Because of the high cost of installing and maintaining alarm-monitoring equipment, most fire departments have historically relied on private alarm contractors to provide equipment and service to meet the monitoring demands. Additionally, dedicated telephone lines, although prone to false alarms and service outages, have always been relied upon as the sole resource for transmitting alarm signals from a protected premise to the 911 centers.
Keltron Corporation's wireless technology has changed everything. No longer dependent on telephone lines, fire departments are now able to buy and develop their own digital radio-signaling network. Freeing up the money that subscribers had traditionally paid to the phone company for a dedicated phone line, Lemont FPD can provide state-of-the-art wireless technology via Keltron's wireless transceivers.

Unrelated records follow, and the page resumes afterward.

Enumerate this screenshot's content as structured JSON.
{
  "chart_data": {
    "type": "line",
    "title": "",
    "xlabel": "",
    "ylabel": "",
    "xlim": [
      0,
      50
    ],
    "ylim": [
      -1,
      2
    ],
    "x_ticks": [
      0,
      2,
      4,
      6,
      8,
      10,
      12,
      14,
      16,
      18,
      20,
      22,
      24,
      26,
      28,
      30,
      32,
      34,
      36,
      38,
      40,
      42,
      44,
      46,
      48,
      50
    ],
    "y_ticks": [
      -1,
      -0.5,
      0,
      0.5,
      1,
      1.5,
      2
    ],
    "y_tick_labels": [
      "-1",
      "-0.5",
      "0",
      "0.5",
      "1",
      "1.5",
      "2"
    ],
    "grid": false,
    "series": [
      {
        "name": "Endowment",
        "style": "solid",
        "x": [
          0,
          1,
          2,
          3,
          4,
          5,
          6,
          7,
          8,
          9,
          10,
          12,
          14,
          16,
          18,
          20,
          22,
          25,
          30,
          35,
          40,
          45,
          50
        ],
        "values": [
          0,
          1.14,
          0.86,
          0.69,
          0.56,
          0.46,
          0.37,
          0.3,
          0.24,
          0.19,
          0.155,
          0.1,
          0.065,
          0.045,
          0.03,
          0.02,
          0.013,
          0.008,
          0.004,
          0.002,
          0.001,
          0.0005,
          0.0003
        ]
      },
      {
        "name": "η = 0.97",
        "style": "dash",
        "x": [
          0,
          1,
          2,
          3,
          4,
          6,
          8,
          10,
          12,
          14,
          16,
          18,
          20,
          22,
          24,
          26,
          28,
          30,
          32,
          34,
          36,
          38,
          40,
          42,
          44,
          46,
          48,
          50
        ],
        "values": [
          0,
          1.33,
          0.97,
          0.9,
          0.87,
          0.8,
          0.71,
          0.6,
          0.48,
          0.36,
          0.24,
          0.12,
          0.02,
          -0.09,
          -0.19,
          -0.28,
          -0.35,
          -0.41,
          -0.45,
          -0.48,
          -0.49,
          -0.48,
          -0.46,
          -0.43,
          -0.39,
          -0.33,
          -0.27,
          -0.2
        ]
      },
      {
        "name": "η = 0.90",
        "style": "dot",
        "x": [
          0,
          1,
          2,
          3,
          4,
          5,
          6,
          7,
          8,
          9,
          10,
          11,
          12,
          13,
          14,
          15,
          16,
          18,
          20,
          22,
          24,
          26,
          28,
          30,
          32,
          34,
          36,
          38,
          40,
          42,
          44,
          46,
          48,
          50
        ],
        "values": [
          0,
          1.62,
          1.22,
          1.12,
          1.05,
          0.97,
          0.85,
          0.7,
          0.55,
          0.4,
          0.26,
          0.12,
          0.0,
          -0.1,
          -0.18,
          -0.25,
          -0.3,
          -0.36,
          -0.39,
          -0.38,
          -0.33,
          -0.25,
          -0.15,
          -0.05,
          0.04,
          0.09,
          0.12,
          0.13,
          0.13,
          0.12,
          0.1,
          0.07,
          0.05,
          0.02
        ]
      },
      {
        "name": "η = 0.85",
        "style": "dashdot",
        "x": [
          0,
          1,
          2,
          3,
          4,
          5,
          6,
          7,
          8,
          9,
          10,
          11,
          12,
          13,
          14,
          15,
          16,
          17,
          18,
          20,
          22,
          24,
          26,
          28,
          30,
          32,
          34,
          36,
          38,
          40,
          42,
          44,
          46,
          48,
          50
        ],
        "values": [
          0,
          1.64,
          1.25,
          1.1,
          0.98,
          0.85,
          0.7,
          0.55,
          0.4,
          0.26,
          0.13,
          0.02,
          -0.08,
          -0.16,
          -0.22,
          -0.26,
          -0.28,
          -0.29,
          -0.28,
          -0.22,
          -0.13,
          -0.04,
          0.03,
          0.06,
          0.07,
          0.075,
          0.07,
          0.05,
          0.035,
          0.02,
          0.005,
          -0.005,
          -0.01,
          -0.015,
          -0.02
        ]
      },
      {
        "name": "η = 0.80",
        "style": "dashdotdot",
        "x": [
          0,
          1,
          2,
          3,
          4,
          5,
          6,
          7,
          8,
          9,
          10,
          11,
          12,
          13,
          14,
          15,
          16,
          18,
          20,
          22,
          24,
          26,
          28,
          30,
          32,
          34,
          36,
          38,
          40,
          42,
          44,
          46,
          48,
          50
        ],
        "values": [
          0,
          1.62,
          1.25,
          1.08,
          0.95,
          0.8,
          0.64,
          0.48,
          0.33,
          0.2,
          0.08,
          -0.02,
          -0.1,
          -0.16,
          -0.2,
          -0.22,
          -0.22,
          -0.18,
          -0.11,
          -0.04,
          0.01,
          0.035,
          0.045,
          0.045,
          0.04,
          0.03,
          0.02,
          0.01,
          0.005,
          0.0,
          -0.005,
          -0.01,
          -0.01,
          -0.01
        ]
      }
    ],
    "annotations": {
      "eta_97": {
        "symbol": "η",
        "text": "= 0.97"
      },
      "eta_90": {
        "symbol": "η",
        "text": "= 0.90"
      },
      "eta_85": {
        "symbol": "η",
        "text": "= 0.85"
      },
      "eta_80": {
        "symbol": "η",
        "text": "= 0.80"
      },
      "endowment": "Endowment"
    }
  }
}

Before Keltron's wireless technology, the cost to replace 911 Center equipment utilizing phone lines was prohibitive. However, by redirecting the former fees that subscribers paid for phone lines to a leasing company to pay down a sixty-month lease, radios are installed at a subscriber's premises for no initial fee. Furthermore, using creative leasing, all of the equipment necessary for the radio and alarm monitoring equipment at the 911 Center is also completely amortized over a sixty-month period. The end result is a strategy that is rapidly redefining how municipalities in the Chicago metro area monitor alarm systems.